E o ritmo se manteve na primeira semana do torneio. Entre 11 e 16 de junho, os downloads de streaming seguiram em alta de 137%, enquanto as sessões de apps esportivos cresceram 71%. Os aplicativos de entrega de comida tiveram alta de 15% nos downloads.
A mesma medição foi feita em 2022, durante a Copa do Catar, e os apps de streaming haviam crescido apenas 41% na primeira semana. “Grandes eventos esportivos criam picos muito claros de atenção e consumo digital.
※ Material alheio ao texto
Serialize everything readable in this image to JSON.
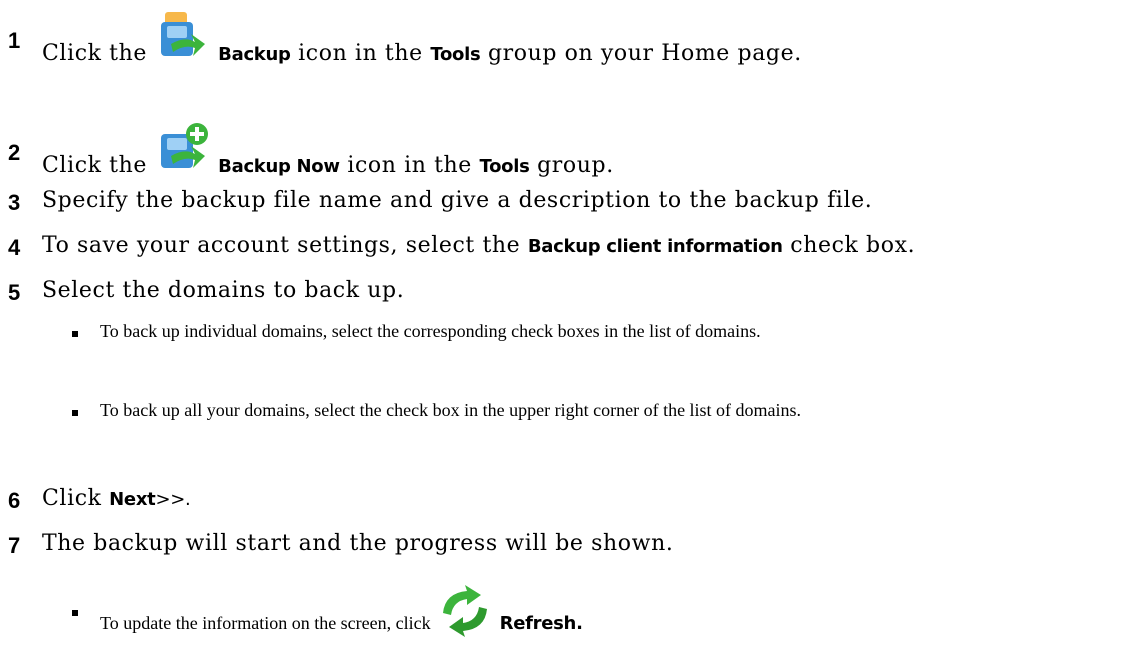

O torcedor não acompanha apenas o jogo. Ele busca transmissões, estatísticas, notícias, comentários em tempo real e serviços que complementam essa experiência”, afirma Fernando Cabral, diretor de growth da Adjust.
O número é global, mas o Brasil certamente é dos grandes responsáveis por esse salto. Como se sabe, a CazéTV é a única plataforma a transmitir os 104 jogos da Copa, por isso quem quer ver todas as partidas não tem alternativa senão o streaming. E o canal está batendo sucessivamente o recorde mundial de maior audiência de um evento em streaming ao vivo. Na estreia da seleção contra Marrocos, foram mais de 12,7 milhões de dispositivos conectados simultaneamente, a maior audiência da história do YouTube para uma transmissão de futebol. Na segunda rodada, a vitória por 3 a 0 sobre o Haiti levou o pico a 16,1 milhões de aparelhos. No encerramento da fase de grupos, contra a Escócia, a CazéTV ultrapassou 18,6 milhões de espectadores simultâneos.
O ranking das maiores transmissões da história da plataforma, antes liderado pela aterrissagem da missão espacial indiana Chandrayaan-3 com cerca de 8 milhões de espectadores em 2023, agora é dominado pela CazéTV: os três primeiros lugares pertencem todos a jogos do Brasil nesta Copa.
A escala do evento, porém, vai além do que qualquer tela consegue mostrar. Segundo estimativa do Bank of America, os dados gerados diretamente pelo torneio, incluindo estatísticas de partidas, rastreamento de jogadores, transmissões e operações, devem superar 90 petabytes, cerca de 45 vezes o volume registrado no Catar em 2022. Quando se somam modelos de inteligência artificial, simulações, plataformas de streaming, apostas e redes sociais, o Bank of America estima que a criação total de dados pode se aproximar de 2 exabytes, o equivalente a cerca de 45 mil anos de vídeo em 4K.
A Copa de 2026 não é a primeira a ser transmitida pela internet, mas é a que mudou de vez a maneira como as pessoas vivem o torneio. As empresas de app agradecem.